Hakuro H50S - pędzel do podkładu
19.4.13
Czy jest tutaj ktoś kto nie chciałby mieć jakiegokolwiek pędzla z Hakuro? Wątpię :-)
Ja swój pierwszy pędzel kupiłam pod wpływem blogowych recenzji i filmików urodowych na youtube. Był to pędzelek do podkładu Hakuro H50S i to właśnie niemu poświęcam ten post, także jeśli jesteście ciekawe pędzelka to zapraszam do dalszego czytania.
Opis producenta:
Pędzel Hakuro H50S
doskonale sprawdza się przy aplikowaniu na twarz produktów o
konsystencji płynnej lub kremowej. Kosmetyki takie jak podkłady,
korektory czy róże delikatnie i precyzyjnie otulą naszą cerę. Pędzel nie
pozostawia nieestetycznych smug, a dzięki równomiernemu rozprowadzaniu
produktów, twarz zyska bardzo naturalnego i zdrowego wyglądu. Dla
uzyskania jeszcze lepszych efektów, przy jednoczesnym zaoszczędzeniu
używanych kosmetyków, pędzel należy przed użyciem delikatnie spryskać
wodą.
Syntetyczne, trójkolorowe włosie osadzone
zostało w okrągłej, srebrnej skuwce. Jest ono bardzo gęste a zarazem
miękkie w dotyku. Pędzel zakończonym drewnianym trzonkiem, malowanym na
czarno. To świetne narzędzie doskonale sprawdzi się nawet najmniej
doświadczonych rękach.
Wymiary pędzla:
-całkowita długość pędzla: 17 cm.
-długość włosia: 2,2 cm.,
-szerokość włosia ok. 2,8 cm
-szerokość włosia ok. 2,8 cm
Moja opinia:
Pędzel Hakuro H50S to ścięty pędzel przeznaczony do nakładania podkładów płynnych i mineralnych. Jeśli znacie ten pędzelek to na pewno wiecie, że jest to mniejsza wersja pędzla H50.
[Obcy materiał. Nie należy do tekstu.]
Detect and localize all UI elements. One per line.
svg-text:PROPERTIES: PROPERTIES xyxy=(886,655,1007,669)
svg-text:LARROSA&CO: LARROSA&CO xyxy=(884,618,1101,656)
Włosie jest bardzo gęste, zbite. Trzonek wygodny w trzymaniu, drewniany.
Pędzel H50S, dzięki swoim niewielkim rozmiarom super nadaje się do precyzyjnego nakładania podkładu. Bez problemu rozprowadzi nam podkład w trudno dostępnych miejscach np. przy skrzydełkach nosa czy w okolicach oczu. Tego typu argument przekonał mnie do zakupu właśnie tej mniejszej wersji.
Zaleca się aby pędzel przed użyciem delikatnie spryskać wodą, aby nie nabierał zbyt dużo podkładu. I ja tak właśnie robię, dzięki temu faktycznie pochłania mniej podkładu i odnoszę wrażenie, że wtedy mniej się brudzi.
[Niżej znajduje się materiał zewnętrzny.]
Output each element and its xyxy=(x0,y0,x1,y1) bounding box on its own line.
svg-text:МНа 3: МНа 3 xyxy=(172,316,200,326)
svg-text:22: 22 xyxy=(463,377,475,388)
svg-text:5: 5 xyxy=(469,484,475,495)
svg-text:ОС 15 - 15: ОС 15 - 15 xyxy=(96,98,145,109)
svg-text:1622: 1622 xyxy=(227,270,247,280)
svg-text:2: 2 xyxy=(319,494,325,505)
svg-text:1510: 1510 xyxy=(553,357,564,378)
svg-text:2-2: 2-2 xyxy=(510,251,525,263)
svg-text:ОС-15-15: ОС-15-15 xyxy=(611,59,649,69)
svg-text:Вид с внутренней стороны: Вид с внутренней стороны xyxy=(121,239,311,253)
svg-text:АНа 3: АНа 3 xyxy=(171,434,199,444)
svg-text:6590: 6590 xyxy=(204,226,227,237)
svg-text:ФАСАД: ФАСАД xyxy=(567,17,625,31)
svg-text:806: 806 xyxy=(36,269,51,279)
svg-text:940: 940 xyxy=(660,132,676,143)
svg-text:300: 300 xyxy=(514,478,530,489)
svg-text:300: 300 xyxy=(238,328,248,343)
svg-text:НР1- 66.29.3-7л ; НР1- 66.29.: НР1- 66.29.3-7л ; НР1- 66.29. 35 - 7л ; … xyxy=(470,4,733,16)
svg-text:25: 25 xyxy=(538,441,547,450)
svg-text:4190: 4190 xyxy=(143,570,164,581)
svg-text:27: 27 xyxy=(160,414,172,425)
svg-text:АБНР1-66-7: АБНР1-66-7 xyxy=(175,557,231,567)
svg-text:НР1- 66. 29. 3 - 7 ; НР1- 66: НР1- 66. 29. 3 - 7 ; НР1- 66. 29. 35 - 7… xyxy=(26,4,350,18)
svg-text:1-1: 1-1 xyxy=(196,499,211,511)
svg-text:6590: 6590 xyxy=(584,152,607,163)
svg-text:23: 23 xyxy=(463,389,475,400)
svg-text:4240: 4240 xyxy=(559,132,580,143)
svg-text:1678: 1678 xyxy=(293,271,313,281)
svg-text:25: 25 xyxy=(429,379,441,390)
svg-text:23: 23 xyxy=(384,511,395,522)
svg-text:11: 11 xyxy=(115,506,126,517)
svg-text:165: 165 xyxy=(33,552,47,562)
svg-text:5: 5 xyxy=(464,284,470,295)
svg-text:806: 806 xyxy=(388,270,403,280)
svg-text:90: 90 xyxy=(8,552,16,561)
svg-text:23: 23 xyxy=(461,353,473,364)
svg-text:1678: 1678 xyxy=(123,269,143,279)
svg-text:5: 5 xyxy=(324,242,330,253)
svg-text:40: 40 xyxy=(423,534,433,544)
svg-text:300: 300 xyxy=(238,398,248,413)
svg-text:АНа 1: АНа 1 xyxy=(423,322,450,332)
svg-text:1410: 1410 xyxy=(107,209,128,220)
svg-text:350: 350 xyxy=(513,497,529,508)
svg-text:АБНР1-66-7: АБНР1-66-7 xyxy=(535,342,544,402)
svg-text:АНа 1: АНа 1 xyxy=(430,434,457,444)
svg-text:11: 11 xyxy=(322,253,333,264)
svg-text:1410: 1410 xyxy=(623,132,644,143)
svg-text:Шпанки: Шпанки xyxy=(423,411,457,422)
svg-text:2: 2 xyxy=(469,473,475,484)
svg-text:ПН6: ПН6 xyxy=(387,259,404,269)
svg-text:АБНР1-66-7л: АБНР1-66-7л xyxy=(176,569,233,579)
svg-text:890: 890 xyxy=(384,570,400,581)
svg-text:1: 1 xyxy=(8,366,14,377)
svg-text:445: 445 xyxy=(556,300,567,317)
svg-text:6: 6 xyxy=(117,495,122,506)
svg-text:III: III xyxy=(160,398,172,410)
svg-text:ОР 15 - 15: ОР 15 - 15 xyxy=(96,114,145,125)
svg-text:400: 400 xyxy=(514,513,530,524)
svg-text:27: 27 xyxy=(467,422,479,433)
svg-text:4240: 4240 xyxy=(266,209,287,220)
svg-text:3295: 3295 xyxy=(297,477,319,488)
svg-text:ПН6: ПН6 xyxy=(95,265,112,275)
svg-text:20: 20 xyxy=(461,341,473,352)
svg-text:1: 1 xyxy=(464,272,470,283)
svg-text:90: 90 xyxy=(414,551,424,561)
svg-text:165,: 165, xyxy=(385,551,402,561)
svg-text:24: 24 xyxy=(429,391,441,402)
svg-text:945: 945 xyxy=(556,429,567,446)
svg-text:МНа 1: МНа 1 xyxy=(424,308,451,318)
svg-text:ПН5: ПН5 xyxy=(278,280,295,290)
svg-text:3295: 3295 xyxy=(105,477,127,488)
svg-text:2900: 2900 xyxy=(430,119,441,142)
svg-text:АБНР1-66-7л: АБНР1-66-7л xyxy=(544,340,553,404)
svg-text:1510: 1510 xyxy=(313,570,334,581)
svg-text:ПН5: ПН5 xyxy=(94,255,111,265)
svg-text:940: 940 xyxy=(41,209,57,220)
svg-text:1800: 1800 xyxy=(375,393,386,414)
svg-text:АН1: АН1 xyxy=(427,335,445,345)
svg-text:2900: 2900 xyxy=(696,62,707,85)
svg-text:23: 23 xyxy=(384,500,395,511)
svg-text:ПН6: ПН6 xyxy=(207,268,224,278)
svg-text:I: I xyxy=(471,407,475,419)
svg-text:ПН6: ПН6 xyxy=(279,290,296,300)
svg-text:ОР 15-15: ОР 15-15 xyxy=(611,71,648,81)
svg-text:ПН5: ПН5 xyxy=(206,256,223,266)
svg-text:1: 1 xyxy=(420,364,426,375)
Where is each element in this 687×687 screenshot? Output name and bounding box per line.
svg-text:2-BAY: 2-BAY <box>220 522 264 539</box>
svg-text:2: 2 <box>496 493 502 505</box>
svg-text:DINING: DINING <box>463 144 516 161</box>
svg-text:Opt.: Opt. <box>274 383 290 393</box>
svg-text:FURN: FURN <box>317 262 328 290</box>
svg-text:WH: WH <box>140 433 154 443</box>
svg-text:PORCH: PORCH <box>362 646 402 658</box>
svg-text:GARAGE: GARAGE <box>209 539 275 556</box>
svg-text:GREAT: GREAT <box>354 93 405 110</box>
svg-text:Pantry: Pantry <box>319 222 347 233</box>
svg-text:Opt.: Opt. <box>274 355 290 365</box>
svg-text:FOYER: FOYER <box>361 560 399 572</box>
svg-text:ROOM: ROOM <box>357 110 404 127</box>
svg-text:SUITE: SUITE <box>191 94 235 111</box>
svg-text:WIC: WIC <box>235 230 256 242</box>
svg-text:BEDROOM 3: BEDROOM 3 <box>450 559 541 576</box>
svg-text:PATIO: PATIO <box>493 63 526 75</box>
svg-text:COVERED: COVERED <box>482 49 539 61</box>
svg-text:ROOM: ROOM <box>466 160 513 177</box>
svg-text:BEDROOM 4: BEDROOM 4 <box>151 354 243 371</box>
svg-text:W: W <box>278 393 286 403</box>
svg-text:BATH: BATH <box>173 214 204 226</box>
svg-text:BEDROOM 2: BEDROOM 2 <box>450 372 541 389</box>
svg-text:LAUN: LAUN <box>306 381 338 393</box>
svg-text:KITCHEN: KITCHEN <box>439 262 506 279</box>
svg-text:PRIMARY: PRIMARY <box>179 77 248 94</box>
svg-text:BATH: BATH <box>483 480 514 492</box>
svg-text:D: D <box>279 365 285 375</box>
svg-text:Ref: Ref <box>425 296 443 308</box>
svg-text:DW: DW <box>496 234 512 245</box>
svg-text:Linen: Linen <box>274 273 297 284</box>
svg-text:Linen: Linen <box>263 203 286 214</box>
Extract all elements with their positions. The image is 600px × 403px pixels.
Pędzlem nakładam m.in. podkład Revlon Colorstay. Niestety podkład ten ma to do siebie, że bardzo brudzi pędzel, i wchodzi wgłąb włosków, co później trudno doprać, ale oczywiście nie jest to niemożliwe.
Przed tym pędzelkiem podkład nakładałam najczęściej palcami (ten płynny oczywiście), i powiem Wam, że różnica w efekcie końcowym jest bardzo duża. Kolejny plus na czyste palce! Żałuję, że na zakup takiego pędzelka nie zdecydowałam się wcześniej.
Pędzel piorę od początku jego posiadania w szamponie Babydream z Rossmanna. Mam go od ok. miesiąca i narazie wypadły z niego zaledwie 3 włoski z zewnętrznej strony podczas ostatniego prania. Także śmiem twierdzić, że trzyma się bardzo dobrze.
Po praniu zachowuje swój kształt i miękkość.
Cena: Pędzel koszule zazwyczaj 25,90zł.
Dostępność: allegro, internetowe sklepy kosmetyczne.
Podsumowując:
Z pędzelka jestem bardzo zadowolona i cieszę się, że go kupiłam. Może nie są to zbyt tanie pędzle, bo za 26 zł to można sobie już podkład kupić, ale myślę, że akurat w pędzle warto czasem zainwestować. Nie są one przecież na miesiąc czy dwa, tylko na znacznie dłużej.
A Wy czego używacie do nakładania podkładu? :-)
23 komentarzy
Pędzle Hakuro kuszą oj kuszą, ja mam eco tools
OdpowiedzUsuńJak się sprwadzają u ciebie eco tools? mam ten jeden z hakuro i parę innych, ale zastanawiałam się właśnie nad eco, mam cerę tłustą, raczej problemową i wrażliwą??
Usuńhttp://martistalove.blogspot.co.uk/
Niedawno tez pisałam recenzję na temat tego pędzelka. Jest świetny. Mam nadzieję, że szybko z nim się nic nie będzie dziać.;)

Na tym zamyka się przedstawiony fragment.